Don't get me wrong. It's a good thing. Most people I know don't even have unit tests. Having a CI is fantastic. 7 env is more than a lot of people do.

But that doesn't even scratch the surface of the combinations of factors you can get. It can't.

You can't install all the locals, all the lib versions, simulate all network conditions and all user inputs.

You will get strange bugs that your CI didn't take in consideration. And some of them will be very hard to reproduce. That's just a fact.

Now knowing you do have all this setup I just can't understand we still disagree. It's impossible you didn't run in those.


Filing a container-disassembler container RSN.


I wish we had better reproducibility tools. It should be possible to write a failing test case, and everything that is not of value to that test case gets stripped out, containing just the parts of the program/environment that can affect the test case (including sources of non-determinism like clocks and RNGs). Kinda like C-Reduce, but on steroids.

And we should be able to look at the problem probabilistically too: given the form of the test case, the value pipeline through the debugger, and the structure of the program, we should be able to narrow down places to look as much as possible using some form of bayesian search theory.


Minimal test cases sounds like QuickCheck.


We have something "similar" for the .NET Native compiler. You pass a special flag to the compiler and it will generate a file with more or less everything we need in house to diagnose your issue.

Compared to cut down repros, the packages are huge (200+MB) and debugging requires more gumption but we save a huge amount of time going back and forth with customers. It's not ideal but we'd rather have a "bad" repro than never hear about it.

We've been taking customer issues this way for almost 2 years and it's been a good thing to have in the tool belt.


Hi I'm part of the RunKit team and am happy to answer any questions!


This looks really cool. I wish I could do this with other languages.


You could do something similar with http://code.runnable.com/

[Disclaimer - I work at Runnable]


This looks really awesome. I really like that you allow users to try it out without having to sign up.

I think probably the biggest hurdle with something like this gaining traction is having the users remember that it's available.

Is it possible to fork from an existing container? If that's possible, you can probably get maintainers to include a link to a working container with the lib already setup in the project's new issue template.

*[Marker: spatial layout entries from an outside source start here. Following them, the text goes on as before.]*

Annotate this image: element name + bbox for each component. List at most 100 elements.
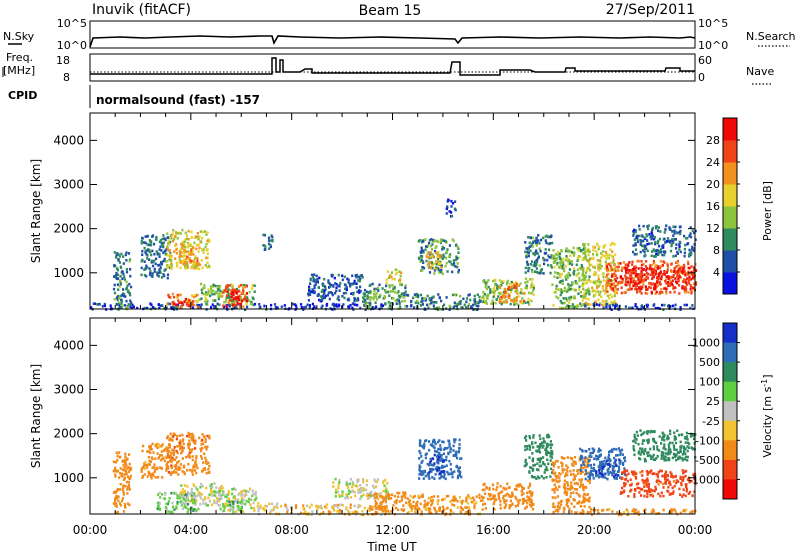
data-cell [238,492,241,495]
data-cell [579,511,582,515]
data-cell [543,262,546,266]
data-cell [435,455,439,458]
data-cell [227,301,230,305]
data-cell [217,491,220,494]
data-cell [443,473,446,476]
data-cell [237,295,240,299]
data-cell [114,511,118,515]
data-cell [581,265,584,269]
data-cell [376,511,379,514]
data-cell [455,304,458,308]
data-cell [395,302,398,305]
data-cell [162,259,165,263]
data-cell [446,248,449,251]
data-cell [124,455,127,458]
data-cell [187,303,190,307]
data-cell [613,294,616,298]
data-cell [171,510,174,514]
data-cell [327,291,330,294]
data-cell [608,284,611,287]
data-cell [578,285,581,289]
data-cell [239,501,242,504]
data-cell [459,299,462,303]
data-cell [654,292,657,295]
data-cell [431,262,434,266]
data-cell [576,488,579,491]
data-cell [125,464,128,468]
data-cell [353,282,356,285]
data-cell [387,509,390,513]
data-cell [180,484,183,487]
data-cell [438,507,441,510]
data-cell [381,304,385,307]
data-cell [552,462,555,466]
data-cell [384,507,387,510]
data-cell [249,503,252,506]
colorbar-swatch [723,250,737,273]
data-cell [155,235,158,239]
data-cell [526,280,529,283]
data-cell [563,485,566,489]
data-cell [233,299,237,303]
data-cell [493,496,496,500]
data-cell [519,484,522,487]
data-cell [226,290,229,293]
data-cell [124,460,127,464]
data-cell [204,245,207,249]
data-cell [457,251,460,254]
data-cell [321,289,324,292]
data-cell [345,291,348,295]
data-cell [170,306,173,309]
data-cell [159,466,162,469]
data-cell [425,255,428,258]
data-cell [400,271,403,275]
data-cell [524,281,527,284]
data-cell [673,269,676,273]
data-cell [257,509,260,512]
data-cell [205,233,208,236]
data-cell [158,445,161,449]
data-cell [569,456,572,460]
data-cell [140,259,143,263]
data-cell [566,276,570,279]
data-cell [141,449,144,453]
data-cell [515,287,518,291]
data-cell [571,287,574,291]
data-cell [194,255,197,258]
data-cell [465,496,468,500]
data-cell [579,291,582,294]
data-cell [429,499,433,502]
data-cell [521,297,524,300]
data-cell [345,288,348,291]
data-cell [451,503,454,506]
data-cell [359,504,362,508]
data-cell [669,228,672,231]
data-cell [380,496,384,499]
data-cell [433,462,436,465]
data-cell [678,292,681,295]
data-cell [198,304,201,307]
data-cell [649,273,652,277]
data-cell [599,267,602,270]
data-cell [569,254,572,257]
data-cell [419,502,422,506]
data-cell [115,271,118,275]
data-cell [168,264,172,267]
data-cell [553,488,556,491]
data-cell [585,249,589,252]
data-cell [398,294,401,298]
data-cell [507,486,511,489]
data-cell [431,266,434,270]
data-cell [544,468,547,472]
data-cell [601,303,604,307]
data-cell [201,248,204,251]
data-cell [205,459,208,462]
data-cell [316,505,319,508]
data-cell [353,511,356,514]
data-cell [448,445,451,448]
data-cell [205,291,208,294]
data-cell [190,487,193,491]
data-cell [187,453,190,457]
data-cell [650,263,654,267]
data-cell [160,261,163,264]
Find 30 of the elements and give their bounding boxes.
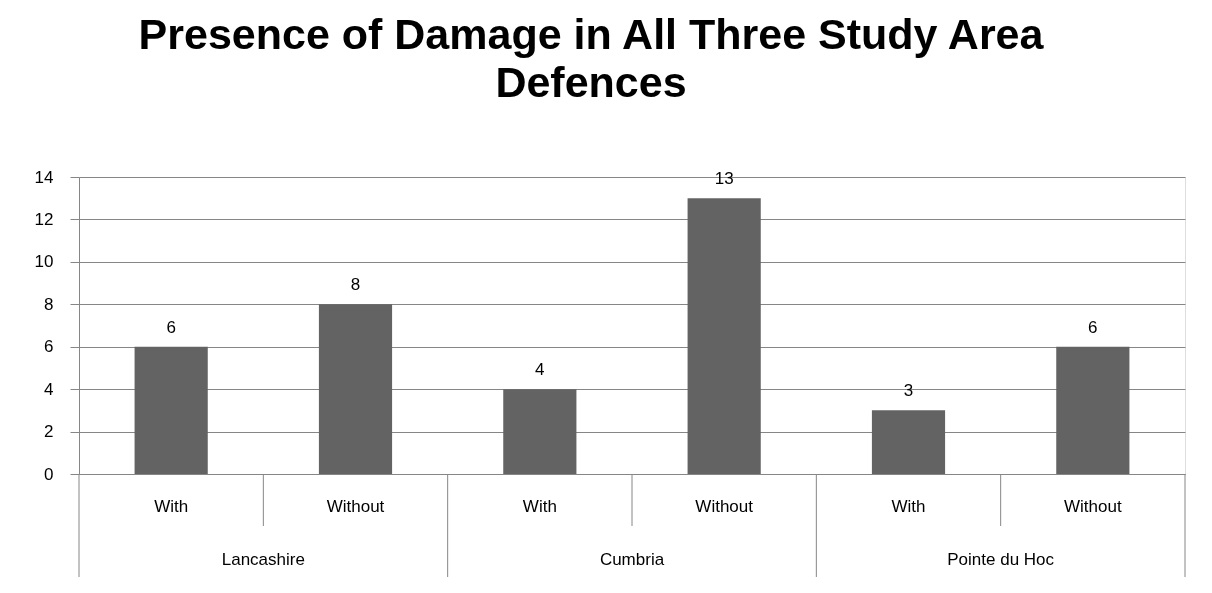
bar	[1056, 346, 1130, 474]
x-tick-label: Without	[695, 496, 754, 516]
data-label: 3	[903, 381, 914, 401]
text: Cumbria	[599, 550, 665, 569]
x-tick-label: With	[154, 496, 189, 516]
x-tick-label: Without	[326, 496, 385, 516]
text: Lancashire	[221, 550, 305, 569]
y-tick-label: 8	[44, 294, 54, 314]
y-tick-label: 2	[44, 422, 54, 442]
data-label: 8	[350, 275, 361, 295]
x-tick-label: With	[891, 496, 926, 516]
data-label: 4	[535, 360, 545, 380]
data-label: 6	[166, 317, 176, 337]
x-tick-label: With	[522, 496, 557, 516]
y-tick-label: 4	[44, 379, 54, 399]
y-tick-label: 10	[34, 252, 54, 272]
bar	[318, 304, 393, 474]
y-tick-label: 0	[44, 464, 54, 484]
data-label: 6	[1088, 317, 1098, 337]
text: Pointe du Hoc	[947, 550, 1055, 569]
bar	[503, 389, 577, 474]
y-tick-label: 6	[44, 337, 54, 357]
y-tick-label: 12	[34, 209, 54, 229]
y-tick-label: 14	[34, 167, 54, 187]
chart-title: Presence of Damage in All Three Study Area Defences	[138, 10, 1045, 106]
bar	[871, 410, 946, 474]
bar	[687, 198, 761, 474]
bar	[134, 346, 208, 474]
x-tick-label: Without	[1064, 496, 1122, 516]
data-label: 13	[714, 169, 734, 189]
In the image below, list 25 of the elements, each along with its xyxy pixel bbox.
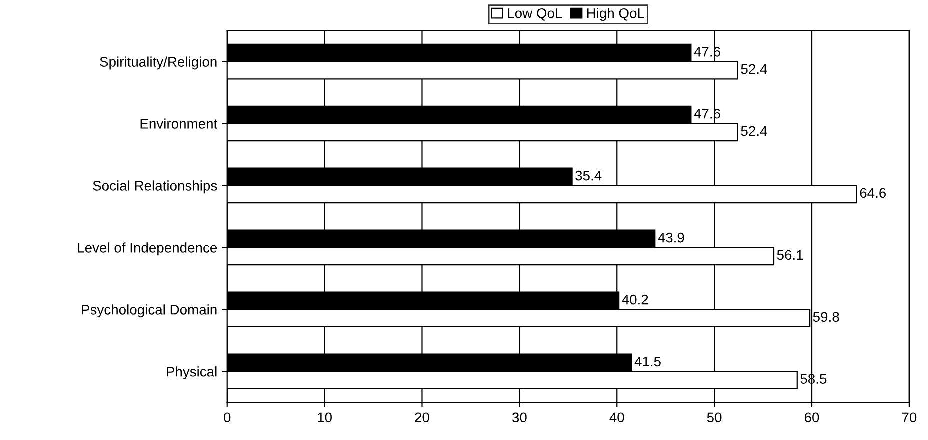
data-label: 52.4 [741, 64, 768, 74]
x-tick-label: 30 [512, 412, 527, 423]
data-label: 40.2 [622, 294, 648, 305]
data-label: 64.6 [860, 188, 886, 198]
data-label: 43.9 [658, 232, 684, 243]
x-tick-label: 70 [902, 412, 917, 423]
x-tick-label: 40 [610, 412, 624, 423]
y-tick-label: Spirituality/Religion [100, 56, 217, 70]
legend-label: High QoL [587, 8, 645, 22]
data-label: 35.4 [576, 170, 602, 181]
x-tick-label: 10 [318, 412, 332, 423]
data-label: 52.4 [741, 126, 768, 136]
y-tick-label: Psychological Domain [82, 304, 217, 318]
y-tick-label: Social Relationships [93, 180, 218, 194]
legend-label: Low QoL [508, 8, 562, 21]
x-tick-label: 0 [224, 412, 231, 423]
y-tick-label: Physical [167, 366, 217, 380]
data-label: 59.8 [813, 312, 840, 322]
x-tick-label: 60 [804, 412, 820, 423]
x-tick-label: 20 [415, 412, 430, 423]
y-tick-label: Environment [140, 118, 218, 129]
x-tick-label: 50 [707, 412, 722, 423]
data-label: 41.5 [634, 356, 661, 367]
data-label: 56.1 [777, 250, 804, 260]
y-tick-label: Level of Independence [78, 242, 218, 256]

You can link to an existing notebook and add "/clone" to the end of the URL to basically get this behavior. That's how the 'Try It Now' button at the bottom of the page works, we should definitely make this more obvious. Additionally, maintainers can embed RunKit on their pages with our embed API: https://runkit.com/embed. For example, Lodash uses embed on their documentation: https://lodash.com/docs/.


Or send a coredump :)


I think this would make a lot of sense on platforms that undergo massive fragmentation(all fingers pointing at android here). Browsers are also fragmented , but websites like Can I Use It[1] should be able to reduce the problem to a manageable extent. I love the idea of reproducible bugs. Because often the hardest part of solving any bug is first being able to reproduce it followed by finding the source. Since I presume these containers would also help in reliably reproducing those one-off bugs which happen only on first install/ first open / on some other event.

[1]:http://caniuse.com/


Down in microcontroller land we generally just send an email describing the problem. But not knowing much about web development, I suppose problems in that area are much more complicated.


Am I the only one put off by the bad "s-t" ligatures as being too twee? It may or may not be a good approach, but I stopped reading literally ("Archer" literally) got too annoyed by the distraction of that font face. Edit: I want to downvote myself-my wife's W10 box show no annoying ligatures. My Linux Mint 18/Firefox setup is otherwise. Sorry for the distraction!